Landrat Dr. Dusch möchte den Fokus in diesem Jahr noch stärker auf den Klimaschutz und Nachhaltigkeit richten. Das ist lobenswert. Dazu gehört für uns als ersten Schritt der Umbau aller landkreiseigenen Gebäude auf Klimaneutralität, um mit gutem Beispiel voranzugehen. Außerdem gibt es gerade im Verkehrsbereich massive Defizite im Hinblick auf die viel beschworene Verkehrswende. Wie der Landrat beklagen auch wir die «knappen Ressourcen im Schienenverkehr». Der Ausbau des Schienenverkehrs ist überfällig, um die CO2-Reduktionsziele im Verkehrsbereich zu erreichen.
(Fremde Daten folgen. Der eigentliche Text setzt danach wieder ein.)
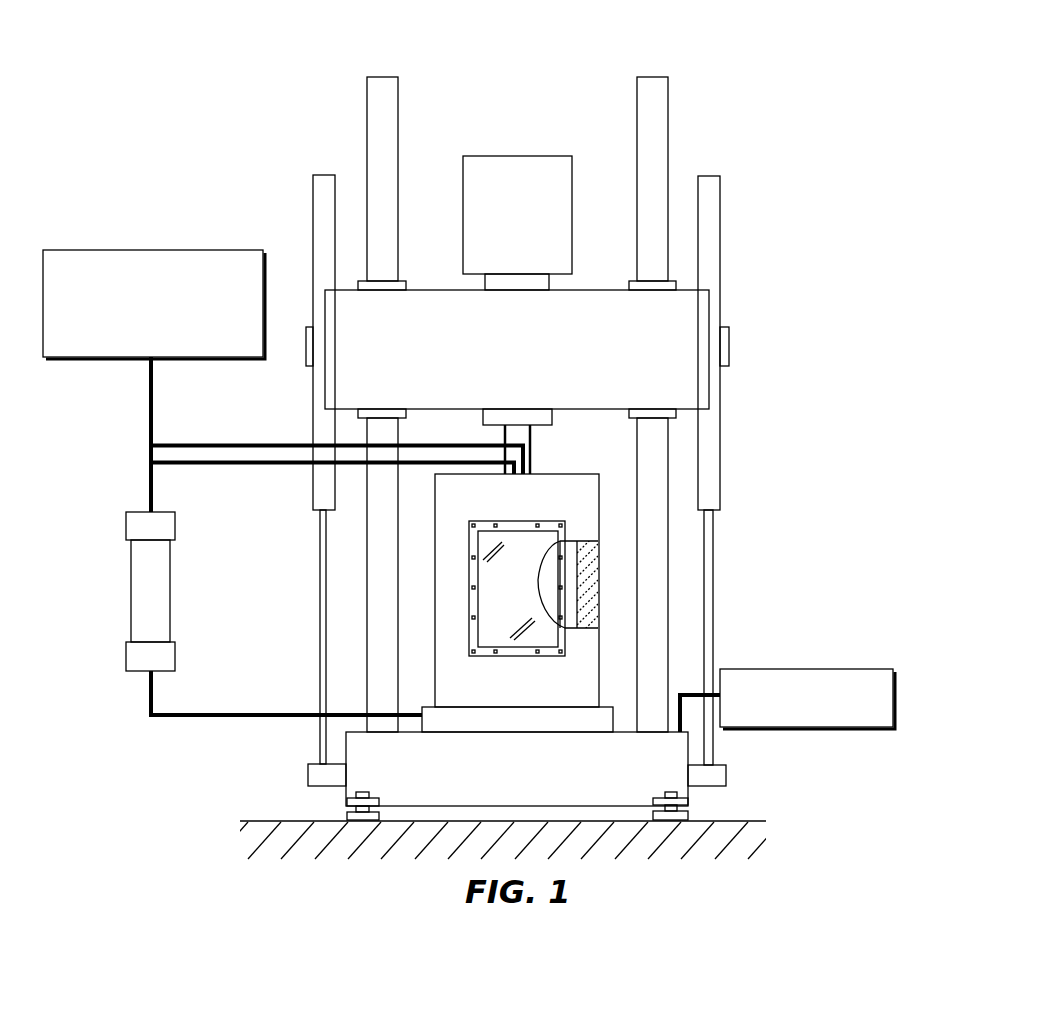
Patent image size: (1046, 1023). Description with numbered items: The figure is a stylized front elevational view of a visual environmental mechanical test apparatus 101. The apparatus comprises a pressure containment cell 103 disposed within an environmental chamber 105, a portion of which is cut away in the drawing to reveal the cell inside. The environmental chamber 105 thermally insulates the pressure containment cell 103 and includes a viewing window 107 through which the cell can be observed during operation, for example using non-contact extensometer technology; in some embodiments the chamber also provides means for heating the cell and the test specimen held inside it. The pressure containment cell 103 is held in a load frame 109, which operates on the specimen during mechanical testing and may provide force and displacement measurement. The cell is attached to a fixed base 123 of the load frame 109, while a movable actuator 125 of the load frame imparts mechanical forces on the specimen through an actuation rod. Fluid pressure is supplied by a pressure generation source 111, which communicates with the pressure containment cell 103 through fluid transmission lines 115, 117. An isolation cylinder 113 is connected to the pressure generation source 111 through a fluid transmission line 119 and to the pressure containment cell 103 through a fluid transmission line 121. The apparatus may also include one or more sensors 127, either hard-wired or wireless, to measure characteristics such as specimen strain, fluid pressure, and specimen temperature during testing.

The visual environmental mechanical test apparatus 101 is at (717, 116).
The pressure containment cell 103 is at (553, 573).
The environmental chamber 105 is at (591, 506).
The viewing window 107 is at (529, 597).
The load frame 109 is at (727, 228).
The pressure generation source 111 is at (130, 250).
The isolation cylinder 113 is at (130, 530).
The fluid transmission line 115 is at (282, 445).
The fluid transmission line 117 is at (286, 465).
The fluid transmission line 119 is at (148, 476).
The fluid transmission line 121 is at (185, 718).
The fixed base 123 is at (365, 755).
The movable actuator 125 is at (528, 436).
The sensors 127 is at (872, 720).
In unserem Raum gehört dazu neben dem aufs Gleis gesetzten Ausbau der Murgtalbahn vor allem das 3. und 4. Gleis zwischen Karlsruhe Hbf und Forchheim-Basheide, was wir seit Jahren anmahnen, sowie die Verlängerung der Stadtbahnlinie S2 von Rheinstetten Mörsch nach Durmersheim Bf. Dem Schienenbau muss vor dem Straßenbau endlich Priorität eingeräumt werden, sowohl in Bund und Land als auch in der Region. Und Verkehrsberuhigung in Sachen MIV innerorts muss genauso Teil der Mobilitätswende sein, d.h. Tempo 30 flächendeckend.
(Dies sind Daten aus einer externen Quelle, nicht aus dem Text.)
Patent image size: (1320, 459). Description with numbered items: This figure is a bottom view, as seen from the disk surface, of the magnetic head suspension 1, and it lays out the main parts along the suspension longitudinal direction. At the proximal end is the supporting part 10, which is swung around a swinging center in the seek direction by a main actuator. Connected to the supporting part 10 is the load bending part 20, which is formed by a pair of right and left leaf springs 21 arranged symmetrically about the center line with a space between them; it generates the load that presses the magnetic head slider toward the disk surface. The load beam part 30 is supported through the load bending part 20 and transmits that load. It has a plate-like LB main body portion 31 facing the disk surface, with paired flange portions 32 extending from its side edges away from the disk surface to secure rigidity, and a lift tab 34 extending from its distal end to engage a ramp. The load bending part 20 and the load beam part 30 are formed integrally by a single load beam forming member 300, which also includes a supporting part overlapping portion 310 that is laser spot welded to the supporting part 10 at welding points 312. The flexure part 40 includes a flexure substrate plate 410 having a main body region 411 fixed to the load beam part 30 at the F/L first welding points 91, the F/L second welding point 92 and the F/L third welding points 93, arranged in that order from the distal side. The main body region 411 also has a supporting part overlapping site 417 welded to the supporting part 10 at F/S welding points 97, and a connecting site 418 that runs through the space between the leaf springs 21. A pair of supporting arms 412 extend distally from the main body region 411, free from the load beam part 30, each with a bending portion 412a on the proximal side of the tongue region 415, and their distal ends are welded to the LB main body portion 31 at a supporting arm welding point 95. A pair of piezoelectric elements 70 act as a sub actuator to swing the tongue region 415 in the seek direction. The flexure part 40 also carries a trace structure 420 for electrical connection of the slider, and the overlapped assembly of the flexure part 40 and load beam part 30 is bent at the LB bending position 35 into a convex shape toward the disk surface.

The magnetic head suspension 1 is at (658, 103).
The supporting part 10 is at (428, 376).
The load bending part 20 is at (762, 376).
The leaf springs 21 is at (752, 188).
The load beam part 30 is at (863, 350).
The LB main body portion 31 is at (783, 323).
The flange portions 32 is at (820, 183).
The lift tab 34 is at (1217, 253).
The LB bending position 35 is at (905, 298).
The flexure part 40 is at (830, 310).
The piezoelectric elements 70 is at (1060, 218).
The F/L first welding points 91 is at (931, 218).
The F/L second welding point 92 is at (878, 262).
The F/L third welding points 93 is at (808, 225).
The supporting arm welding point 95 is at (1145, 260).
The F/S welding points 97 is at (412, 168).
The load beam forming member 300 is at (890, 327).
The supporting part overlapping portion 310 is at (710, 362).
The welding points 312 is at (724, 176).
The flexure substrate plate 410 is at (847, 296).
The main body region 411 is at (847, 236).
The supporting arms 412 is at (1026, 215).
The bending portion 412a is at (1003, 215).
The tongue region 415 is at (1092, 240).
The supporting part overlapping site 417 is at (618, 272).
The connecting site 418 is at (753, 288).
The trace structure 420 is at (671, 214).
Fazit: Ein ökologisch und sozial ausgerichteter Haushalt muss unsere Zielmarke sein. In diesem Haushalt finden wir erste zarte Pflänzchen, die in diese Richtung deuten. Aber mehr ÖPNV und gleichzeitig mehr Straßenbau geht nicht. Beschleunigung im Autobahn- und Kreisstraßenbau ist genau die verkehrte Strategie, um die Zukunft unserer Kinder und Kindeskinder auf diesem Planeten zu retten. Leider haben einige auch hier noch nicht erkannt, dass die auf fossiler Energieerzeugung und dem Motorisierten Individualverkehr (MIV) basierende Gesellschaft in eine Sackgasse führt, aus der wir schleunigst heraus müssen. Auch in Mittelbaden gibt es nur eine Lösung: Umsteuern in Richtung ökosoziale Transformation. Taten statt wohlklingender Worte sind gefragt. Auch im politischen Handeln des Landkreises.